Indeed, Dartmouth ordered the College Republicans to move their January 20th event with Andy Ngo online just hours before it was scheduled to start, citing “credible threats” the administration received from law enforcement, Just the News reports.
Hanover Police, however, did not ask Dartmouth to shut the event down and wasn’t told why the college moved it online.
The club’s president Chloe Ezzo learned that despite the event being moved online, the club was still to pay a $3,600 bill and was thus not in “good standing” when she applied for an event Wednesday night with James O’Keefe.
In a phone call hours before the O'Keefe event, Ezzo described a bureaucratic process that involved three requests for funding from the 18-member Council on Student Organizations, whose rules are "very vague and selectively enforced."
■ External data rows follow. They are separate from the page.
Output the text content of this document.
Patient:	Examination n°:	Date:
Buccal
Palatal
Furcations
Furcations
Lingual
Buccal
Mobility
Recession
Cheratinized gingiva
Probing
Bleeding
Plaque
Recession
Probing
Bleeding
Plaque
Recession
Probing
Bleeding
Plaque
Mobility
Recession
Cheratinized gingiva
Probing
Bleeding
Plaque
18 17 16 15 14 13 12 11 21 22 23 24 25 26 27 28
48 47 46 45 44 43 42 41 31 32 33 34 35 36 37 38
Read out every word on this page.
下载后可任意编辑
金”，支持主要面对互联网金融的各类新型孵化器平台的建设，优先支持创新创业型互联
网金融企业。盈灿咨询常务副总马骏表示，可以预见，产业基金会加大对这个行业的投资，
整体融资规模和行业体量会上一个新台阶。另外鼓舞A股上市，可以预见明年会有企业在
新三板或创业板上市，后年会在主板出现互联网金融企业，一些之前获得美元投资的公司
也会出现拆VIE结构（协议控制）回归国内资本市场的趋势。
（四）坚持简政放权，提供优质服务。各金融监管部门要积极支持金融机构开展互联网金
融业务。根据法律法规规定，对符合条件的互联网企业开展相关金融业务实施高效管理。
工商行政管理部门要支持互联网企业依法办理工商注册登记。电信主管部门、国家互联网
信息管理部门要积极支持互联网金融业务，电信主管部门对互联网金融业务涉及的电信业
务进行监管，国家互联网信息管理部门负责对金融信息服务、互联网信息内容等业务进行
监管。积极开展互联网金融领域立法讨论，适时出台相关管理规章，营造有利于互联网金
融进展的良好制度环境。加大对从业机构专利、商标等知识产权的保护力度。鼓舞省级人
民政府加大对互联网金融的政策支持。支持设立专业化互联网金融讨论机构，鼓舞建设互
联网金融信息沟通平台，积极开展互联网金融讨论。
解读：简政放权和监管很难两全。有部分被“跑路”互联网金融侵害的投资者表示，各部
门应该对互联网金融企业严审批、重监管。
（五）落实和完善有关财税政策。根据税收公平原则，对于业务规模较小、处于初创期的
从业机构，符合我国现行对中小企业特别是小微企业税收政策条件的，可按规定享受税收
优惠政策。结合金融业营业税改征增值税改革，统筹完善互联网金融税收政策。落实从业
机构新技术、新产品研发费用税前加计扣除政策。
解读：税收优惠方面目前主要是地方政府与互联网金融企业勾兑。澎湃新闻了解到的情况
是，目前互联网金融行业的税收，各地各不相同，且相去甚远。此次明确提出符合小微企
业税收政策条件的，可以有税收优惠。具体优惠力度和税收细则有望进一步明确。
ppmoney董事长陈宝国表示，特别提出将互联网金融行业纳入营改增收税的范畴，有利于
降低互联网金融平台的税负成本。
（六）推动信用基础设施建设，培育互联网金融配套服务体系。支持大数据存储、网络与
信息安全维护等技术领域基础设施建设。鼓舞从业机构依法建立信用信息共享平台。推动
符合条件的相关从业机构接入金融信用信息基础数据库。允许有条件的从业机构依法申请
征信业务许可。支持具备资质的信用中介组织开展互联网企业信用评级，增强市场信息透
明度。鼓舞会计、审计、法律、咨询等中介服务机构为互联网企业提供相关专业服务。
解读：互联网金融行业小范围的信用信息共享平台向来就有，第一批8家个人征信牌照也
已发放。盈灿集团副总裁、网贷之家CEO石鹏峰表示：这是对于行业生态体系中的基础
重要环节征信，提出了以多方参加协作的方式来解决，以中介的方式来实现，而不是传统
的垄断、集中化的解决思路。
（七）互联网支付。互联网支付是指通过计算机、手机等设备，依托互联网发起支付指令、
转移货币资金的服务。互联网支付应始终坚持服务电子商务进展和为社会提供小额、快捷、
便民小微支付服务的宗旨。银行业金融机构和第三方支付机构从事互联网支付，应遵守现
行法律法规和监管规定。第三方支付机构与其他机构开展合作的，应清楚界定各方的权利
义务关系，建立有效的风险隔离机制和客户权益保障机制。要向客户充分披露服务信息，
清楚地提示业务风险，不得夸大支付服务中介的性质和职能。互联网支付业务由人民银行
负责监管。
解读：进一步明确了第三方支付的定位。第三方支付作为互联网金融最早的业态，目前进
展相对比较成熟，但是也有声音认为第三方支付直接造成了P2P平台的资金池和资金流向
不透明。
The council didn't mention the outstanding security bill until the second request, and one member suggested a prohibited alumni fundraiser to pay the debt. The council rejected her third request for a token $450 to cover just security, meaning the Department of Safety and Security may stick them with another bill of an unknown amount.
"We might come out of this event with four grand of debt" and risk the college freezing the club’s account, Ezzo said. "I feel like we're set up to fail."
O'Keefe agreed to speak regardless of the funding confusion, and the College Republicans have a backup venue in case Dartmouth shuts them down again, according to Ezzo.
However, she criticized the administration for refusing to punish students who made "violent threats on Instagram" against the Ngo event.
"I don't trust them at all to protect our rights,” she said.